En général, quand on est critiqué, c’est aussi peut-être un signe de succès.

Avant de continuer, full disclosure : je ne connais aucun des protagonistes cités dans ce billet, et je n’ai pas lu le dernier ouvrage de Piketty. En revanche, j’ai pas mal manipulé les données Piketty/Saez, que j’ai souvent utilisées en cours, et j’ai lu quelques-uns des articles où elles apparaissent.

Enfin, il y a plusieurs années, j’ai écrit à Thomas Piketty pour lui demander quelques-unes de ses séries temporelles supplémentaires. Voici sa réponse (qui ne trahit rien de personnel : l’adresse email apparaissait sur son site Internet) :

piketty-email

Sur la forme, l’email ci-dessus n’est pas vraiment le genre d’email que l’on reçoit de la part de quelqu’un qui ne saurait pas “gérer ses data” ; c’est même plutôt l’inverse, Thomas Piketty étant l’un des rares chercheurs à diffuser publiquement et gratuitement la quasi-intégralité de ses données.

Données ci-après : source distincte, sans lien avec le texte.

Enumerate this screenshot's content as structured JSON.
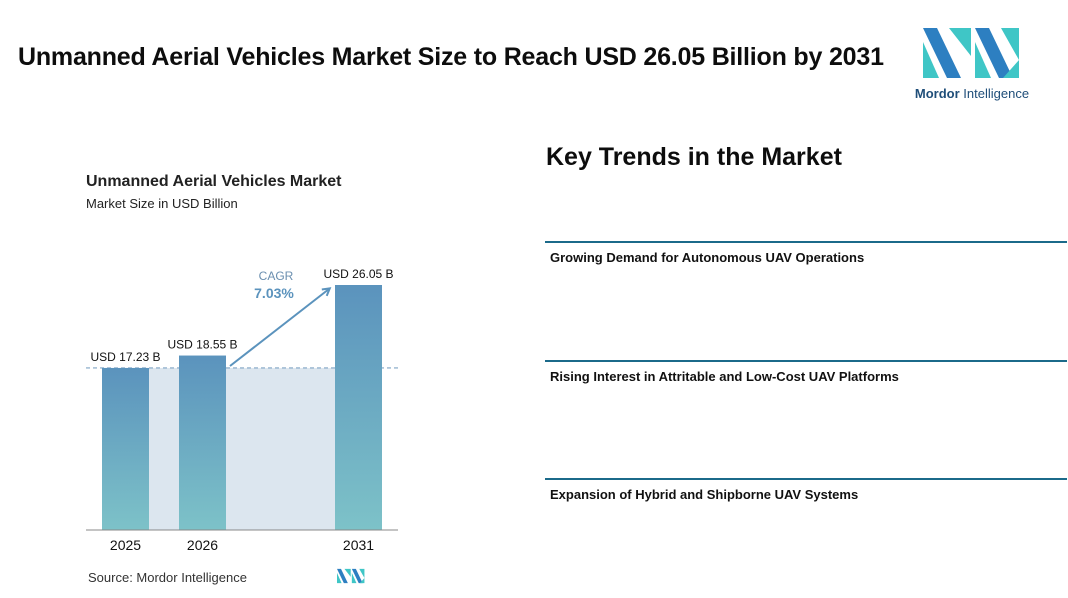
{
  "headline": "Unmanned Aerial Vehicles Market Size to Reach USD 26.05 Billion by 2031",
  "logo": {
    "name_bold": "Mordor",
    "name_regular": " Intelligence"
  },
  "chart_data": {
    "type": "bar",
    "title": "Unmanned Aerial Vehicles Market",
    "subtitle": "Market Size in USD Billion",
    "categories": [
      "2025",
      "2026",
      "2031"
    ],
    "values": [
      17.23,
      18.55,
      26.05
    ],
    "data_labels": [
      "USD 17.23 B",
      "USD 18.55 B",
      "USD 26.05 B"
    ],
    "annotation": {
      "label": "CAGR",
      "value": "7.03%"
    },
    "ylim": [
      0,
      26.05
    ],
    "grid": false,
    "bar_gradient": [
      "#5b93bd",
      "#7dc2c8"
    ],
    "baseline_fill": "#dce6ef",
    "arrow_color": "#5b93bd"
  },
  "source": "Source:  Mordor Intelligence",
  "trends": {
    "title": "Key Trends in the Market",
    "items": [
      "Growing Demand for Autonomous UAV Operations",
      "Rising Interest in Attritable and Low-Cost UAV Platforms",
      "Expansion of Hybrid and Shipborne UAV Systems"
    ]
  },
  "colors": {
    "brand_dark": "#1f4e79",
    "brand_teal": "#3fc6c6",
    "brand_blue": "#2d7fc1",
    "divider": "#1b6a8a"
  }
}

Mais sur le fond, il y a plein d’autres inepties dans le propos de Vincent Ricordeau, qui fait au passage la même erreur que de très nombreux commentateurs de Piketty, en lui attribuant la paternité intégrale des données utilisées dans Le capital au XXIe siècle. En réalité, comme l’indiquent plusieurs notes de bas-de-page, certaines sections de l’ouvrage utilisent les données WTID/WWID, qui ont mobilisé des dizaines de chercheurs1.

Histoire d’illustrer le fait que Piketty ne fait vraiment pas secret de la production collective des données présentées dans son ouvrage, écoutez les dix premières minutes de cette présentation, qui ne fait pas exception (j’ai trouvé plein d’autres podcasts où Piketty raconte strictement la même chose sur la nature collective des données de l’ouvrage, en citant d’ailleurs toujours les mêmes collègues, dans le même ordre) :

Le début du propos est peut-être le plus censé : effectivement, l’ouvrage de Piketty a été critiqué, notamment par un jeune économiste de 26 ans. Sauf que la critique en question ne porte à aucun moment sur la manière dont Piketty “gère ses data”, qui s’en sortent parfaitement indemnes2.

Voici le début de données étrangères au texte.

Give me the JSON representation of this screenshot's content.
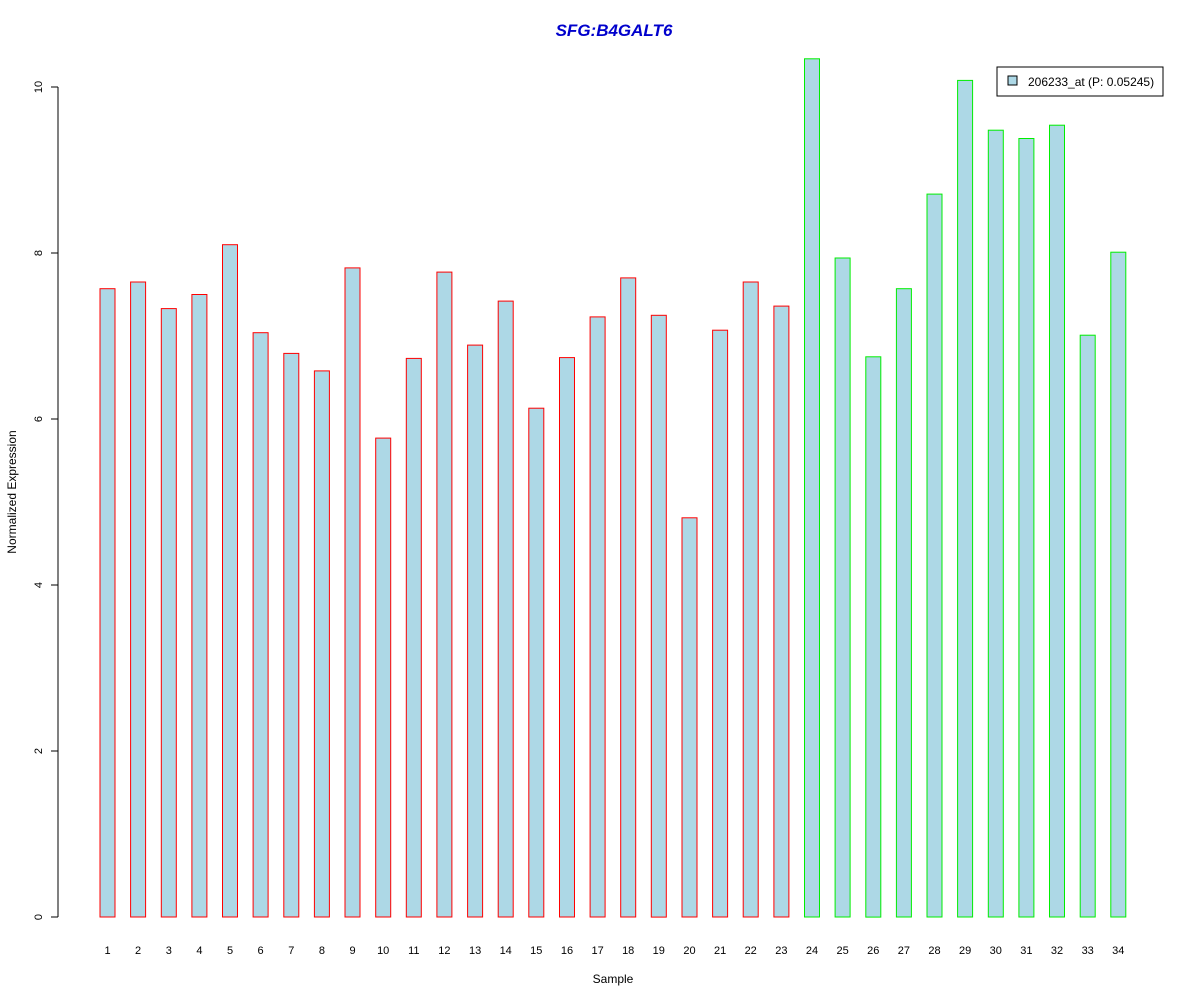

À ma connaissance, la seule critique de Piketty qui a porté directement sur les données est celle de Chris Giles (du Financial Times), et qui s’est à mon sens complètement trompé, alors qu’il avait correctement diagnostiqué les problèmes d’un modèle publié par le FMI dans un rapport de 2012.

Le plus drôle dans l’intervention de Ricordeau, c’est évidemment l’énorme “smoking gun” que j’ai grassé dans le dernier paragraphe : apparemment, dans la bouche de quelqu’un qui parle comme s’il avait lu l’ouvrage, les “mille pages” du Capital au XXIe sont “très difficiles à lire”.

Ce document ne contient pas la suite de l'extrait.